St. Petersburg, 11. November (askanews) – Ein russisches Gericht hat einen 18-jährigen Straßenmusiker zum dritten Mal wegen des Singens von Antikriegsliedern zu einer Haftstrafe verurteilt. Dies ist ein weiteres Beispiel für das unerbittliche Vorgehen des Kremls gegen jegliche Form von Dissens oder Opposition, obwohl es in Russland kaum Widerstand gibt.
Diana Loginova, eine Musikstudentin, die unter ihrem Künstlernamen Naoko als Sängerin von „Stoptime“ bekannt ist, hat bereits zwei 13-tägige Haftstrafen verbüßt und wurde beide Male kurz nach ihrer Freilassung erneut verhaftet und wegen neuer Verbrechen angeklagt.
Loginova wurde wegen einer Ordnungswidrigkeit – ebenfalls für 13 Tage – inhaftiert, nachdem die St. Petersburger Website Fontanka ein Video ihres Auftritts auf dem Sennaja-Platz veröffentlicht hatte.
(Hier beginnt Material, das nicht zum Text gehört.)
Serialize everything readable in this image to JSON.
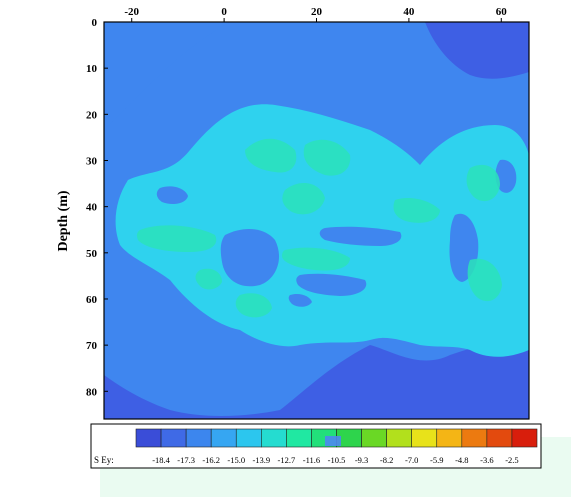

Das Leningrader Bezirksgericht befand sie gemäß einem Artikel des russischen Verwaltungsgesetzbuches für schuldig, eine „Massenveranstaltung“ organisiert zu haben, die die öffentliche Ordnung störte. Beamte des Innenministeriums fanden in dem Video Hinweise auf einen solchen Verstoß. Ihre Mutter sieht die Sache jedoch anders: „Die Band spielte ganz normale Lieder. Als ich die Kinder auftreten sah, hörte ich keine Lieder, die das Interesse der Strafverfolgungsbehörden geweckt hätten. Sie sangen Kinderlieder, Coverversionen russischer Künstler, darunter ‚Lyube‘ und ‚Shaman‘. Es waren also viele verschiedene Lieder dabei“, sagte sie.
Insbesondere ist Shaman dafür bekannt, ein wahrer Regime-Barde gewesen zu sein, der großen Ruhm erlangte, nachdem er in der Ukraine kriegsbefürwortende Positionen eingenommen hatte.
Loginova wurde zusammen mit dem Gitarristen Alexander Orlov nach Verbüßung vorheriger Haftstrafen zum dritten Mal verhaftet, während der Schlagzeuger Vladislav Leontiev freigelassen wurde. Gegen sie wurden außerdem drei Anzeigen wegen Verunglimpfung des russischen Militärs erstattet.